As financial advisors face the DOL fiduciary ruling and other major changes, their main priority still is to know what matters most to their clients.
Jefferson National released a study on Monday, intended to help advisors better serve current clients and attract new prospects to grow their practice.
“We studied investors in this year’s Advisor Authority to arm advisors with actionable insights that help them understand clients’ needs and build deeper relationships,” Mitchell Caplan, Jefferson National’s chief executive, said in a statement.
“By providing personalized planning and comprehensive guided advice, advisors can help their clients build more wealth—and help their practice grow more assets under management.”

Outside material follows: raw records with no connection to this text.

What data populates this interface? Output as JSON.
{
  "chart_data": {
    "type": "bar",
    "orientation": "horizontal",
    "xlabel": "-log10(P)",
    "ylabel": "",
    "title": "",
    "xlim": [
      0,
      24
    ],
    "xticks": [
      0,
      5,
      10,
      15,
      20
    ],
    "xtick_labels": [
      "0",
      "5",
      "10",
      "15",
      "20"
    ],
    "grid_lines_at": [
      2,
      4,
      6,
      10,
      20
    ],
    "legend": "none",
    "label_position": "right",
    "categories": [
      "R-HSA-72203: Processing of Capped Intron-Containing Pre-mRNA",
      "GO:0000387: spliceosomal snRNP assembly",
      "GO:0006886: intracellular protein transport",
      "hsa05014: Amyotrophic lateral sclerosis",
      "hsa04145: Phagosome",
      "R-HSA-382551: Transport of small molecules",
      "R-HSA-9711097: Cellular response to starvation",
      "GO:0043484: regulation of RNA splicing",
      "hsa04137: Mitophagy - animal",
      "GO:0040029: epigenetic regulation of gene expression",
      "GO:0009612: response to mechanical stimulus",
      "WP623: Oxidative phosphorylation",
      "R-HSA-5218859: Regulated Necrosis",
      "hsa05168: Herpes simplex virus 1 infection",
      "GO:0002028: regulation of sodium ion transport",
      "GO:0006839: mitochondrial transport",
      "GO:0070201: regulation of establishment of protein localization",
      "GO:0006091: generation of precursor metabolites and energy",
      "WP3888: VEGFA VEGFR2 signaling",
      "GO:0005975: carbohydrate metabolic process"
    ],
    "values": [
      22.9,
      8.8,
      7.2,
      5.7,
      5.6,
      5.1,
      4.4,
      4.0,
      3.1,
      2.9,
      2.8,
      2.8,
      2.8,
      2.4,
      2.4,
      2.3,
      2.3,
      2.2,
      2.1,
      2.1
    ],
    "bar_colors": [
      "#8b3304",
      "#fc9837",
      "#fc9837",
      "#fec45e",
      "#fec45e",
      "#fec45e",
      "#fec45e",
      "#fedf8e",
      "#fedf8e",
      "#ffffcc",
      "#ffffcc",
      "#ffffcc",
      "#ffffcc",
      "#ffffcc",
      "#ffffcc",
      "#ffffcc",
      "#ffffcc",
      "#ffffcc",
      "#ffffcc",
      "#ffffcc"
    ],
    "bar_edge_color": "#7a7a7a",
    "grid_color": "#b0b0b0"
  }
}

Harris Poll conducted an online survey within the U.S. in March, using a sample from its panel of financial advisors and investors. Among the financial advisors were 440 independent Registered Investment Advisors and 243 Broker-Dealers. The investor sample comprised 167 mass affluent, 184 emerging high net worth, 199 high net worth and 183 ultra-high net worth.
The study identified two investor types and three advisor profiles.
Two predominant investor profiles emerged from an evaluation of chief concerns and unique preferences. Returns seekers, 24% of those profiled, follow an active investing strategy and require low-touch engagement.
Seventy-three percent of these are millennials, and 69% have $1 million or more in investable assets. For a third of these investors, the fiduciary standard was their main factor for selecting an advisor.
A big majority thinks volatility will increase, and feels pressure to respond by changing their strategy.
Seventy-two percent expressed confidence that robos could manage volatility. Leveraging robos was a top factor for selecting an advisor.
Relationship seekers, 44% of investors profiled, are older and less affluent: half are boomers, and 70% have less than $1 million in investable assets.
Their investment strategy is passive, and they require high-touch engagement. Three-quarters said years of experience was their top factor for selecting an advisor.
Sixty-five percent expect volatility to increase, but only 27% feel pressure to revise their strategy.
Robos are a nonstarter for this group. Thirty-three percent were not familiar with robos at all, and just 14% were confident that robos can manage volatility.